The auditorium seems to be overwhelmingly packed with women, plus a few loved-up couples and some tourists. Seye Adelekan, who used to be a guitarist with Paloma, is performing tonight with his band as the support. As we wait for her to appear, a rain shower descends upon us, and in the midst of this, Paloma makes her entrance. She is, as always, extravagantly, theatrically dressed, this time in a long, slinky vintage dress. She launches into When You’re Gone, a powerful, soulful track from her new album Fall to Grace. Commanding the stage, Paloma clearly relishes the opportunity to engage with the crowd between every number, sharing experiences of life and love, and encouraging us to sing and applaud.
The set is a mix of old and new numbers, with the most popular tracks from the first album Do You Want the Truth or Something Beautiful? sprinkled sparsely among the more reflective and personal songs about love which permeate the new album. Around five songs into the set, Paloma sings Upside Down, something those unfamiliar with her new material all know, and there’s a general sense of the crowd warming up and enjoying themselves.
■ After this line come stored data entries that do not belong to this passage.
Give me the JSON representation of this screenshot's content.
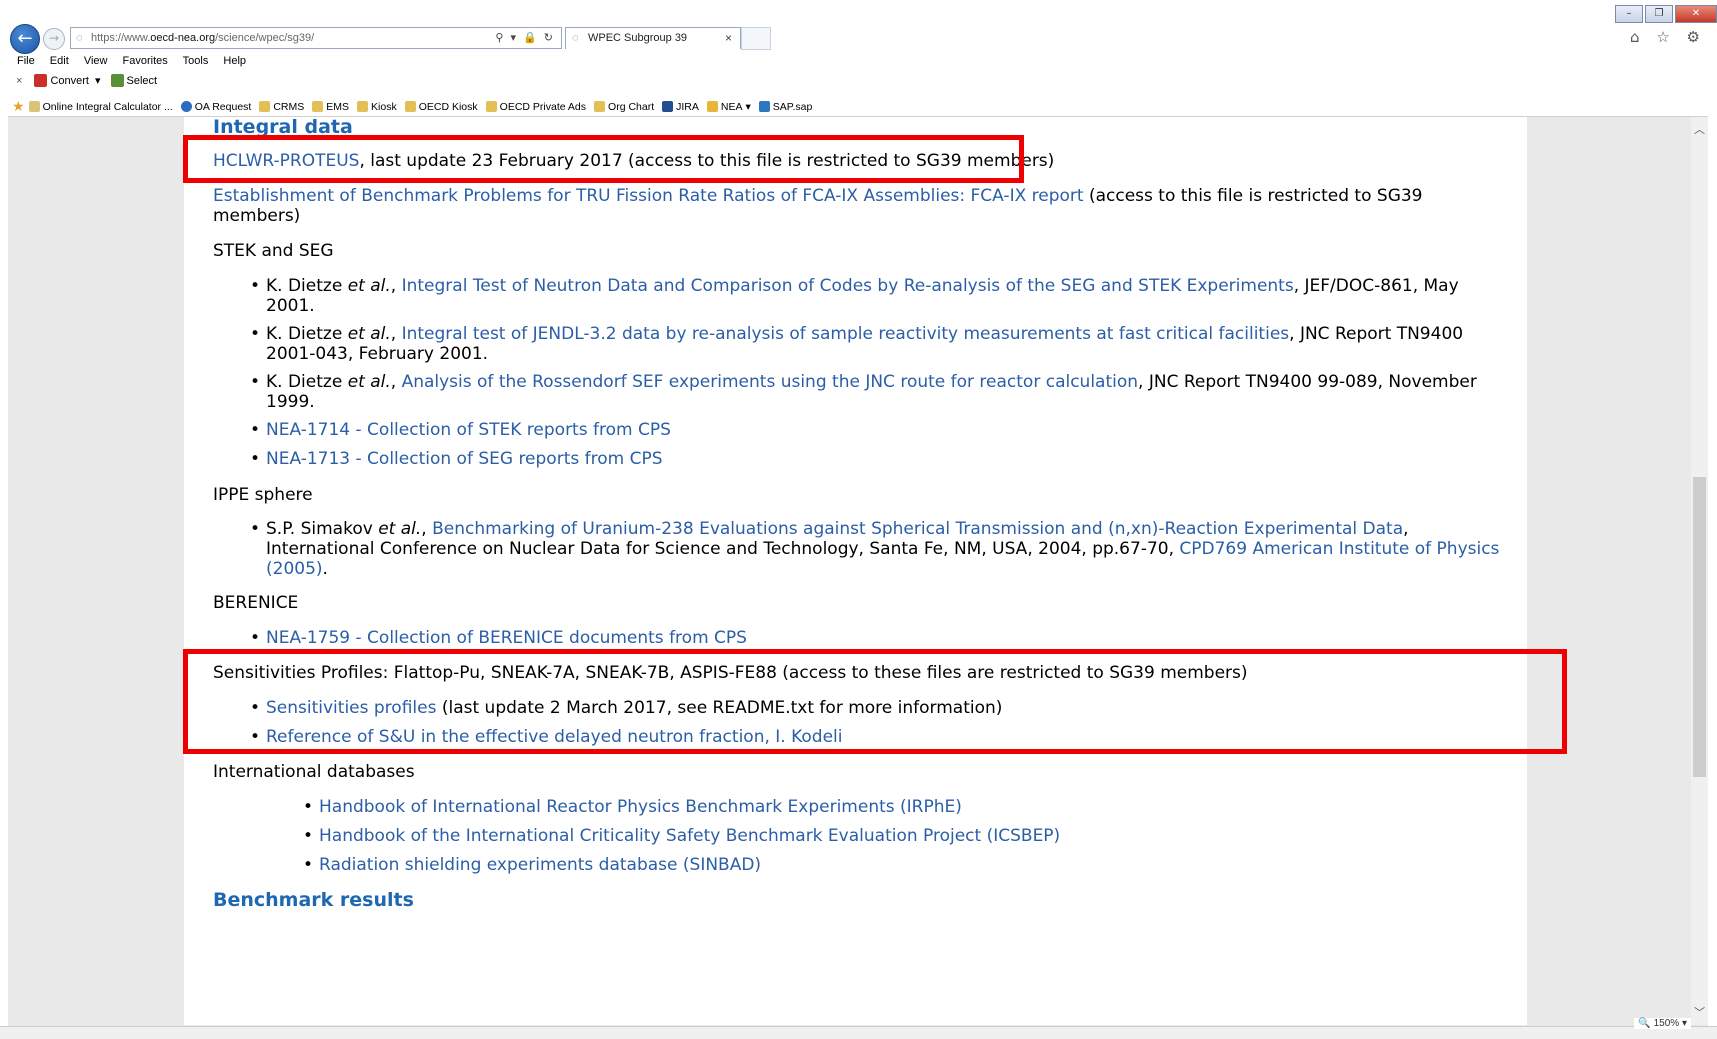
{
  "browser": {
    "url_prefix": "https://www.",
    "url_domain": "oecd-nea.org",
    "url_path": "/science/wpec/sg39/",
    "address_tools": "⚲ ▾ 🔒 ↻",
    "tab_title": "WPEC Subgroup 39",
    "tab_close": "×",
    "window_controls": [
      "–",
      "❐",
      "✕"
    ],
    "right_icons": "⌂ ☆ ⚙",
    "menu": [
      "File",
      "Edit",
      "View",
      "Favorites",
      "Tools",
      "Help"
    ],
    "command_bar": {
      "close": "×",
      "convert": "Convert",
      "select": "Select"
    },
    "favorites": [
      "Online Integral Calculator ...",
      "OA Request",
      "CRMS",
      "EMS",
      "Kiosk",
      "OECD Kiosk",
      "OECD Private Ads",
      "Org Chart",
      "JIRA",
      "NEA",
      "SAP.sap"
    ],
    "zoom": "150%"
  },
  "page": {
    "heading_integral": "Integral data",
    "hclwr_link": "HCLWR-PROTEUS",
    "hclwr_text": ", last update 23 February 2017 (access to this file is restricted to SG39 members)",
    "fca_link": "Establishment of Benchmark Problems for TRU Fission Rate Ratios of FCA-IX Assemblies: FCA-IX report",
    "fca_text": " (access to this file is restricted to SG39 members)",
    "stek_title": "STEK and SEG",
    "stek_items": [
      {
        "pre": "K. Dietze ",
        "em": "et al.",
        "comma": ", ",
        "link": "Integral Test of Neutron Data and Comparison of Codes by Re-analysis of the SEG and STEK Experiments",
        "post": ", JEF/DOC-861, May 2001."
      },
      {
        "pre": "K. Dietze ",
        "em": "et al.",
        "comma": ", ",
        "link": "Integral test of JENDL-3.2 data by re-analysis of sample reactivity measurements at fast critical facilities",
        "post": ", JNC Report TN9400 2001-043, February 2001."
      },
      {
        "pre": "K. Dietze ",
        "em": "et al.",
        "comma": ", ",
        "link": "Analysis of the Rossendorf SEF experiments using the JNC route for reactor calculation",
        "post": ", JNC Report TN9400 99-089, November 1999."
      }
    ],
    "nea1714": "NEA-1714 - Collection of STEK reports from CPS",
    "nea1713": "NEA-1713 - Collection of SEG reports from CPS",
    "ippe_title": "IPPE sphere",
    "ippe_pre": "S.P. Simakov ",
    "ippe_em": "et al.",
    "ippe_comma": ", ",
    "ippe_link": "Benchmarking of Uranium-238 Evaluations against Spherical Transmission and (n,xn)-Reaction Experimental Data",
    "ippe_mid": ", International Conference on Nuclear Data for Science and Technology, Santa Fe, NM, USA, 2004, pp.67-70, ",
    "ippe_link2": "CPD769 American Institute of Physics (2005)",
    "ippe_end": ".",
    "berenice_title": "BERENICE",
    "nea1759": "NEA-1759 - Collection of BERENICE documents from CPS",
    "sens_title": "Sensitivities Profiles: Flattop-Pu, SNEAK-7A, SNEAK-7B, ASPIS-FE88 (access to these files are restricted to SG39 members)",
    "sens_link": "Sensitivities profiles",
    "sens_text": " (last update 2 March 2017, see README.txt for more information)",
    "ref_link": "Reference of S&U in the effective delayed neutron fraction, I. Kodeli",
    "intl_title": "International databases",
    "intl_items": [
      "Handbook of International Reactor Physics Benchmark Experiments (IRPhE)",
      "Handbook of the International Criticality Safety Benchmark Evaluation Project (ICSBEP)",
      "Radiation shielding experiments database (SINBAD)"
    ],
    "heading_bench": "Benchmark results"
  },
  "colors": {
    "link": "#2b5ea7",
    "heading": "#1f67b1",
    "highlight": "#ee0000"
  }
}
Paloma delivers an amusing, surprise number called Cellulite, a no-holds barred celebration of our wobbly bits. By way of introduction, she turns around, slides her dress up and gives us a demo of her own wobbly bits, although cellulite and excess flesh are far from Paloma’s problems. She asks us to accept, nay love our bingo wings and dimpled thighs, and shake it all in time to the next song. The women in the audience are lapping up ever word, hugging each other and singing along, perhaps Paloma will find herself a place as a singer of “I Will Survive” style anthems for female solidarity.
The familiar piano intro of New York kicks off, but the song feels disappointingly short, a reminder that new material is taking centre stage. For encores, Paloma calls audience onto the stage to dance to Freedom with her. Her current single Picking up the Pieces is a fitting end, with gusts of confetti showering down in the now, thankfully dry, summer evening.